Davina McCall ‘should be made a dame due to menopause awareness work’

Davina McCall ‘should be made a dame due to menopause awareness work’

Davina McCall should be made a dame for raising awareness of the menopause, ministers have heard.

MPs called for the television presenter to be honoured for her work on a series of Channel 4 documentaries raising awareness about the menopause, as they debated women’s access to hormone replacement therapy (HRT).

Labour MP Carolyn Harris (Swansea East) told the Westminster Hall debate: “I would like to see the ‘Davina effect’ actually enshrined in legislation because I think Davina McCall has got a… huge role she has played in this.

“I don’t think any of us could really have done what we have done without Davina’s documentaries and the work that she has done.”

Channel 4 has aired two documentaries hosted by McCall over the last year which have investigated the physical and mental effects of the menopause, the natural process in which women stop having periods.

HRT is used to relieve symptoms of the menopause, which can include hot flushes and sleeplessness, as well as conditions like osteoporosis.

Conservative MP Nickie Aiken (Cities of London and Westminster) said: “Perhaps rather than having the ‘Davina McCall effect’, perhaps we should all write to whoever we are meant to write to, to ask whether Davina McCall should become a dame?”

Ms Harris, who has campaigned for better awareness and acceptance of the menopause and for greater access to HRT, replied: “I think that is a perfect suggestion and it is something that has been playing on my mind lately.”

The Labour MP also praised Scottish First Minister Nicola Sturgeon as “inspirational” for discussing the menopause on ITV’s Loose Women.

Ms Harris added: “As long as women are not having a single prescription charge, as long as women are not having a proper diagnosis and proper medication, as long as women are giving up work, as long as women are not having equal treatment, we are failing and we cannot continue to fail women.”

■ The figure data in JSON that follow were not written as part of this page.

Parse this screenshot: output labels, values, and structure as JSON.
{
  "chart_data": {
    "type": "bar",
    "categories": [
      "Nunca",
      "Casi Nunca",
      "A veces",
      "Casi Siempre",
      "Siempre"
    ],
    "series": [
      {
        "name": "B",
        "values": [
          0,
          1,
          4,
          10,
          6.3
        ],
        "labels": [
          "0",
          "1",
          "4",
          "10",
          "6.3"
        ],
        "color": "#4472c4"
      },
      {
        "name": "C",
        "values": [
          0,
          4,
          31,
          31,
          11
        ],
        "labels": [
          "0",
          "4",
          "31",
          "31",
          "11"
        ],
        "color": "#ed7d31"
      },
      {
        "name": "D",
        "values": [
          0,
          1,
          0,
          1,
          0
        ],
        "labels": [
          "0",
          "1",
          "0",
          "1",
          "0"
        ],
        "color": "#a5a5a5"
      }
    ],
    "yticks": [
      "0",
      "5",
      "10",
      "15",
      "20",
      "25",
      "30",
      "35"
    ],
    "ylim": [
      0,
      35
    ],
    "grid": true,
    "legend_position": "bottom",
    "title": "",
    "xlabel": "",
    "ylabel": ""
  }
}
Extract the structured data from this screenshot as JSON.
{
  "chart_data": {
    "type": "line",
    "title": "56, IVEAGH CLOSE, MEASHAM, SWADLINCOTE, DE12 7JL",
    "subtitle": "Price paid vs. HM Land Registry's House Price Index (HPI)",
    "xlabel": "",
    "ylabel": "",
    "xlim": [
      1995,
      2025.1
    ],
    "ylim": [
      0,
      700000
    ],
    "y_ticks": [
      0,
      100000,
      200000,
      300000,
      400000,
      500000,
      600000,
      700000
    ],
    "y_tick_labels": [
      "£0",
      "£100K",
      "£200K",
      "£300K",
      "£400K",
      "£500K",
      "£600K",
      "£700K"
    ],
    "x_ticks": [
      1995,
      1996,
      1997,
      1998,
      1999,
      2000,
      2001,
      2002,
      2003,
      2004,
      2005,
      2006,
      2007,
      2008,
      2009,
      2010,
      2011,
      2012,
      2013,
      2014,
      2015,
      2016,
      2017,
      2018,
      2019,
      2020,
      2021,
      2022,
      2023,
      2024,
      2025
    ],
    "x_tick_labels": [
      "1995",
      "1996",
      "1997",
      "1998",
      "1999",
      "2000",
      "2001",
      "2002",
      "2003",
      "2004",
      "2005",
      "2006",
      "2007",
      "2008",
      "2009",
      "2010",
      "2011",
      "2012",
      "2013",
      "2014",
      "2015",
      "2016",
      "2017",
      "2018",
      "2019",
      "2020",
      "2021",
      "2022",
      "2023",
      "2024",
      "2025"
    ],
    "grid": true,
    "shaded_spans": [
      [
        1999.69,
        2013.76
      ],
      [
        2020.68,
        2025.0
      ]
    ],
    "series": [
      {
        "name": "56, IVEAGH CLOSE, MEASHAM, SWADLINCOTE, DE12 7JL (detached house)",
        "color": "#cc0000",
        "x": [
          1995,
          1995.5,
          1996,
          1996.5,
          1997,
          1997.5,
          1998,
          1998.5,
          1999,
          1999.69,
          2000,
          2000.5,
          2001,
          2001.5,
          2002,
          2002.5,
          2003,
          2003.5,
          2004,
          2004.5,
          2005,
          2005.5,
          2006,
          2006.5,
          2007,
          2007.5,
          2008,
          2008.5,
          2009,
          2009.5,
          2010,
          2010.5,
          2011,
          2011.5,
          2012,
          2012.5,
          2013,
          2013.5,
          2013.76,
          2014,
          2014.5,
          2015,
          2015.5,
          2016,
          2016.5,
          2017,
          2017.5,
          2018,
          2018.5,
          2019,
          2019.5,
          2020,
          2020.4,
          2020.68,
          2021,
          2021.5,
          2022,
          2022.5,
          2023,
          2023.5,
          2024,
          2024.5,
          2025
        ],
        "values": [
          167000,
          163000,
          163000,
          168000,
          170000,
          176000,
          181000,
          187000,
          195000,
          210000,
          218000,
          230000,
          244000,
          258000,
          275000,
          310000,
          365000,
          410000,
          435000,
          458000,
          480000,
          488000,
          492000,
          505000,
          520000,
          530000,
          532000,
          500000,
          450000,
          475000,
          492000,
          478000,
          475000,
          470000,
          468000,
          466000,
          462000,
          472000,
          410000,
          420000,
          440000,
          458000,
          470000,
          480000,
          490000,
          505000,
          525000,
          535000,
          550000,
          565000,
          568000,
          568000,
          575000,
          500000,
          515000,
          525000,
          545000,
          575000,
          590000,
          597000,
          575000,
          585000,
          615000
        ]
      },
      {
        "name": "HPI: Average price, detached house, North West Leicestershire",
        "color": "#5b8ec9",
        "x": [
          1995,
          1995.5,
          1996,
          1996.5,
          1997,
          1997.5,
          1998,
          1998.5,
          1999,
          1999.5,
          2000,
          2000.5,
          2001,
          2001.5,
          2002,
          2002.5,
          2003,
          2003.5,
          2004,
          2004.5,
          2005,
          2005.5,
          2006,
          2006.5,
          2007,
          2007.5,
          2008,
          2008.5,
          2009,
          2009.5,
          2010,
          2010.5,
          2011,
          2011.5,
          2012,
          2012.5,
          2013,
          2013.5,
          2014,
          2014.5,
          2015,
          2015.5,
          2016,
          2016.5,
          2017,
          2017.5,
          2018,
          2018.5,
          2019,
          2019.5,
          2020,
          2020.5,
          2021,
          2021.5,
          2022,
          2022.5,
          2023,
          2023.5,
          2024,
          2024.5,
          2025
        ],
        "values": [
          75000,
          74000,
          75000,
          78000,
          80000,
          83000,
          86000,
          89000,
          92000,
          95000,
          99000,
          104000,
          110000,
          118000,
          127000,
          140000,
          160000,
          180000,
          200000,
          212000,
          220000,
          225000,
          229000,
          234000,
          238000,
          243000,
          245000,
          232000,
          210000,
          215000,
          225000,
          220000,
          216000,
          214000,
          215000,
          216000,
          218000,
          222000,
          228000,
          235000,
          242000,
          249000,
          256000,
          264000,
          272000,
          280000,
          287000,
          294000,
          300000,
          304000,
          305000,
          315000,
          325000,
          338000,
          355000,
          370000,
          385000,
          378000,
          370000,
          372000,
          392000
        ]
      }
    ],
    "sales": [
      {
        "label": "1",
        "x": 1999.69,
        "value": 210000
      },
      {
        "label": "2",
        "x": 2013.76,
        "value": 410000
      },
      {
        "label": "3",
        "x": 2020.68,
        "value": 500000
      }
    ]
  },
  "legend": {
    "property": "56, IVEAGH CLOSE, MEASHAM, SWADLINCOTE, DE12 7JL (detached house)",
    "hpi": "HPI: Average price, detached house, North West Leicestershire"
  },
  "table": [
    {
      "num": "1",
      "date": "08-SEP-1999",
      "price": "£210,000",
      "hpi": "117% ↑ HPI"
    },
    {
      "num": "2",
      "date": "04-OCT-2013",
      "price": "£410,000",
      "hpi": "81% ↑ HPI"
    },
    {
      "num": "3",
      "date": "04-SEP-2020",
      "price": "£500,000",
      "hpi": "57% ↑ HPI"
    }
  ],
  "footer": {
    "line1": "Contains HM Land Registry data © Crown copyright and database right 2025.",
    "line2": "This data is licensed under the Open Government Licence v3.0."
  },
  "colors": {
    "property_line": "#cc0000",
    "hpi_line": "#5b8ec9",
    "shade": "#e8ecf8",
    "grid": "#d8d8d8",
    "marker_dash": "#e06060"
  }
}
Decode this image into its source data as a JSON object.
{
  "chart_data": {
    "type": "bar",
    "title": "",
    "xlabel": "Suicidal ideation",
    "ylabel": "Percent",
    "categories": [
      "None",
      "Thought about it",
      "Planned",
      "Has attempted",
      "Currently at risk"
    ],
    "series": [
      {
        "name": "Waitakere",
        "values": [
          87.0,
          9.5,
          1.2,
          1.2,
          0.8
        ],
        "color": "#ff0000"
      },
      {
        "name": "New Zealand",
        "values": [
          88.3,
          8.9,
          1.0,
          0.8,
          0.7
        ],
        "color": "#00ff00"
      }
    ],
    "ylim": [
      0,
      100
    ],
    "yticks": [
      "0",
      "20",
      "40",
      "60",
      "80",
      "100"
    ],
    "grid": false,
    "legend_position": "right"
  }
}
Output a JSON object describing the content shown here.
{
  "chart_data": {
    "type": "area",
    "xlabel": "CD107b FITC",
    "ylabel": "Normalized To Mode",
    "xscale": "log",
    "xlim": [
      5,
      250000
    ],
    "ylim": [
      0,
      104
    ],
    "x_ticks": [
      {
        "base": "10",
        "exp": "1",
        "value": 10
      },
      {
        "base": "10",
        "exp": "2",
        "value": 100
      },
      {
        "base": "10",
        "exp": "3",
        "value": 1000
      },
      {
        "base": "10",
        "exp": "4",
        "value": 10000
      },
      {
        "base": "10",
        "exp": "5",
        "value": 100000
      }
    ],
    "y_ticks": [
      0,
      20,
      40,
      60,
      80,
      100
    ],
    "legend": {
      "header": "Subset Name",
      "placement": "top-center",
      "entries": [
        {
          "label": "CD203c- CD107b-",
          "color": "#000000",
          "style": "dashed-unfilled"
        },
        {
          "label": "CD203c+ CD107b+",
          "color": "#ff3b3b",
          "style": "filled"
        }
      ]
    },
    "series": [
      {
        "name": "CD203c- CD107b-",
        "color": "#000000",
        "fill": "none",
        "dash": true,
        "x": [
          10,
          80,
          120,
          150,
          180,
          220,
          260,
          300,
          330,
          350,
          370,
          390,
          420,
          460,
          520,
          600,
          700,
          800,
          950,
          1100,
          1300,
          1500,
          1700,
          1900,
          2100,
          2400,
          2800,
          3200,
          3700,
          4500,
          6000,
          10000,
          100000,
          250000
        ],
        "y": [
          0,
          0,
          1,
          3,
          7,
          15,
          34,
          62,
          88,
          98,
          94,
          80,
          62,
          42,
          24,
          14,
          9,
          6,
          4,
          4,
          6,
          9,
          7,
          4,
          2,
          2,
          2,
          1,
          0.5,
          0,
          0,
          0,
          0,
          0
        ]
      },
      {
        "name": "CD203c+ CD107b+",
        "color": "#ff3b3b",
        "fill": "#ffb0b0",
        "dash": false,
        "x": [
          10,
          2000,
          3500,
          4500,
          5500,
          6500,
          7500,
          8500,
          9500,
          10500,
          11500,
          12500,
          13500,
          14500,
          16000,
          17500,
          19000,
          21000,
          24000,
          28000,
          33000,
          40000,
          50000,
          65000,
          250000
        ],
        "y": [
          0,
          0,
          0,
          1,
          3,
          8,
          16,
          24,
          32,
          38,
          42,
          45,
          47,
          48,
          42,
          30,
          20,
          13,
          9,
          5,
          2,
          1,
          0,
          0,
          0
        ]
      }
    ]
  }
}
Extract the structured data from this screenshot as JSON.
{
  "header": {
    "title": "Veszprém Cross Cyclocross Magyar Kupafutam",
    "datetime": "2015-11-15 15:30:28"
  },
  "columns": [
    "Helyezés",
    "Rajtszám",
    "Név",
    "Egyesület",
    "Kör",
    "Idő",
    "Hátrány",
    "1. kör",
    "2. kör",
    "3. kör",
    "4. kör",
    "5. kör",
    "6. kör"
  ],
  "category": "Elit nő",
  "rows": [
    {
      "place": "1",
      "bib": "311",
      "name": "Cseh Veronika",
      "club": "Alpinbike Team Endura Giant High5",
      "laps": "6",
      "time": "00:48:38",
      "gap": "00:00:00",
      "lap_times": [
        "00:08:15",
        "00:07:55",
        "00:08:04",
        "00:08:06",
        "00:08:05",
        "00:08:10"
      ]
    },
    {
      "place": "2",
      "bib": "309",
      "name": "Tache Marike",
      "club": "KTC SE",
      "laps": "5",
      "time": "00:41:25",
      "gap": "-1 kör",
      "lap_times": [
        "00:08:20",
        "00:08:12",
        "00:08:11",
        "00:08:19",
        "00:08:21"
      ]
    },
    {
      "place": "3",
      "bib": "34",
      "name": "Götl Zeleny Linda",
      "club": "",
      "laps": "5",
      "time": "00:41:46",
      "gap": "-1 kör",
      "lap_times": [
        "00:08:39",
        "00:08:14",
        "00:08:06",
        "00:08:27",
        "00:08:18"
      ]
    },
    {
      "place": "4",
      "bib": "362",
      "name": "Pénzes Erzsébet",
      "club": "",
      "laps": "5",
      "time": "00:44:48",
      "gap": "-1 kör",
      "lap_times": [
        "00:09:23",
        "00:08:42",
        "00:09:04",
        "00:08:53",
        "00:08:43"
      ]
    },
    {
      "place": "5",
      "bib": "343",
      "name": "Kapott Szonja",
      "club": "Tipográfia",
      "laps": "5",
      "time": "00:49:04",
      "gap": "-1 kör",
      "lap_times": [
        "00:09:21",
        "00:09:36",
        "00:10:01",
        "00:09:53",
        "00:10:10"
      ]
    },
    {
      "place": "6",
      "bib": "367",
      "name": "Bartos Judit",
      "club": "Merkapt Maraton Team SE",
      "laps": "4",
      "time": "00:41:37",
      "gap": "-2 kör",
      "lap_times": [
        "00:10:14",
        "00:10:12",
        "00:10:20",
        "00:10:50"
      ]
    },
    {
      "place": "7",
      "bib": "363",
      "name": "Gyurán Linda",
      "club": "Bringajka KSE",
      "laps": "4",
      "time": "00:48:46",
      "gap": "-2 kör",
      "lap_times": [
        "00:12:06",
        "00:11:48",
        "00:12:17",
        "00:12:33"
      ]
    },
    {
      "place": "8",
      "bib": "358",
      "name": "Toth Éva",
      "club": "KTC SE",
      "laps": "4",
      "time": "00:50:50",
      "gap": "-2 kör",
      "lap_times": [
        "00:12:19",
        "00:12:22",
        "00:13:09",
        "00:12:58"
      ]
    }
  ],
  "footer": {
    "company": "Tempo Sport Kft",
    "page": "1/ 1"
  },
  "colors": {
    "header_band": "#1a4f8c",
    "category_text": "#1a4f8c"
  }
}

Health minister Maria Caulfield told MPs she went through an early menopause in her 30s, adding that improving access to HRT was a “personal mission as well as a ministerial one”.

She said the Government was committed to allowing women to claim an annual prescription for HRT by April 2023 at the latest, adding: “We are not making excuses and it is by April next year, not from April next year, so if we can do it any quicker we absolutely will.”

But the minister said recent HRT supply issues had been a “challenge”, and demand had grown thanks to increased awareness.

She said: “Demand is going to continue to grow and we need to future-proof that to make sure that in six months’ time we are not in the same situation.”

The Lewes MP also said that the Government’s long-expected Women’s Health Strategy was “weeks away” from publication.